Stephen De Vere a été inspiré par les soignants canadiens qui s’occupèrent des Irlandais et des Irlandaises de la Famine, tels qu’Edward McElderry et l’Évêque Michael Power, tous deux commémorés dans l’Ireland Park de Toronto, ainsi que du médecin, le Dr. George Robert Grasett. Il s’est donné la mission de témoigner des souffrances endurées par les immigrants irlandais et d’améliorer leur sort. La célèbre lettre qu’il a écrite et qui a été lue à haute voix dans la Chambre des Lords par Lord Grey, décrivait les horreurs qu’il a vues à bord des bateaux-cercueils. On y voit son élaboration en parcourant les pages de son journal privé et les autres lettres qu’il a écrites à Toronto. Le 12 février 1848, De Vere semble satisfait de la réaction à ses commentaires :

J’ai lu un rapport d’une réunion publique ayant eu lieu à Toronto, adoptant textuellement toutes mes opinions sur la nécessité d’améliorer le système d’immigration. Je suis content de voir que l’opinion publique canadienne soutient mes points de vue sur la question & de voir que le gouvernement anglais s’apprête probablement à les adopter aussi.

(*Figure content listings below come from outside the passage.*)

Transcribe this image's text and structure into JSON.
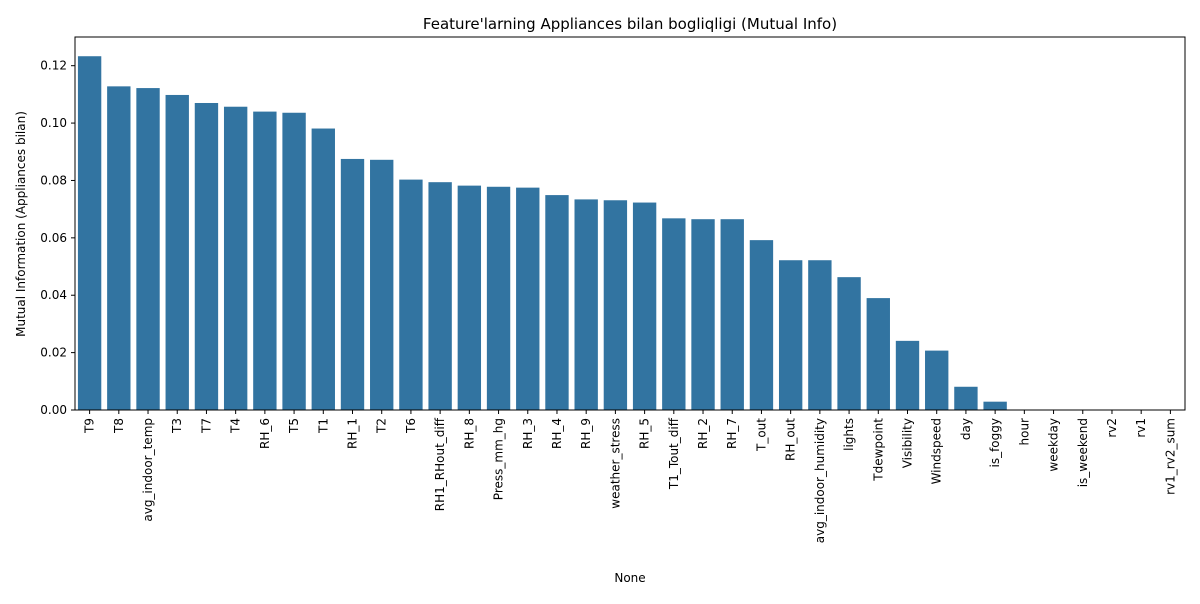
{
  "chart_data": {
    "type": "bar",
    "title": "Feature'larning Appliances bilan bogliqligi (Mutual Info)",
    "xlabel": "None",
    "ylabel": "Mutual Information (Appliances bilan)",
    "ylim": [
      0,
      0.13
    ],
    "yticks": [
      0.0,
      0.02,
      0.04,
      0.06,
      0.08,
      0.1,
      0.12
    ],
    "ytick_labels": [
      "0.00",
      "0.02",
      "0.04",
      "0.06",
      "0.08",
      "0.10",
      "0.12"
    ],
    "grid": false,
    "bar_color": "#3274a1",
    "categories": [
      "T9",
      "T8",
      "avg_indoor_temp",
      "T3",
      "T7",
      "T4",
      "RH_6",
      "T5",
      "T1",
      "RH_1",
      "T2",
      "T6",
      "RH1_RHout_diff",
      "RH_8",
      "Press_mm_hg",
      "RH_3",
      "RH_4",
      "RH_9",
      "weather_stress",
      "RH_5",
      "T1_Tout_diff",
      "RH_2",
      "RH_7",
      "T_out",
      "RH_out",
      "avg_indoor_humidity",
      "lights",
      "Tdewpoint",
      "Visibility",
      "Windspeed",
      "day",
      "is_foggy",
      "hour",
      "weekday",
      "is_weekend",
      "rv2",
      "rv1",
      "rv1_rv2_sum"
    ],
    "values": [
      0.1233,
      0.1128,
      0.1122,
      0.1098,
      0.107,
      0.1057,
      0.104,
      0.1036,
      0.0981,
      0.0875,
      0.0872,
      0.0803,
      0.0794,
      0.0782,
      0.0778,
      0.0775,
      0.0749,
      0.0734,
      0.0731,
      0.0723,
      0.0668,
      0.0665,
      0.0665,
      0.0592,
      0.0522,
      0.0522,
      0.0463,
      0.039,
      0.0241,
      0.0207,
      0.0081,
      0.0029,
      0,
      0,
      0,
      0,
      0,
      0
    ]
  }
}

En fin de compte, Stephen De Vere a aidé les émigrants irlandais en mer, tout en témoignant aussi de leur souffrance. Avant de retourner en Irlande en 1848, un journal catholique, le Church de Toronto, a pris le soin de le présenter comme « un homme tenace et dévoué ». « À Toronto, il a régulièrement visité les hôpitaux, là où la fièvre et la contagion faisaient rage. Accompagné de l’Agent de l’immigration (McElderry), il est monté sur les bateaux à vapeur remplis de passagers et il a aussi inspecté les baraques de fortune érigées pour les immigrants », écrira, de son côté, le Toronto Patriot, le 23 mai 1848. Le journal The British Canadian, le 20 mai 1848, a noté, de son côté : « À Toronto, ce philanthrope a offert son aide au bureau de l’immigration et a collaboré avec l’infatigable et regretté Mc Elderry, l’accompagnant sur chacun des bateaux à vapeur bondé de cette misérable cargaison, transmettant l’information, tirée de son expérience, ‘aux autorités concernées’. Le journal personnel, et encore jamais publié, qu’a écrit De Vere est une source inestimable de l’histoire de l’immigration des Irlandais et des Irlandaises de la Famine au Canada, ainsi que de leur établissement en Ontario en 1847-1848.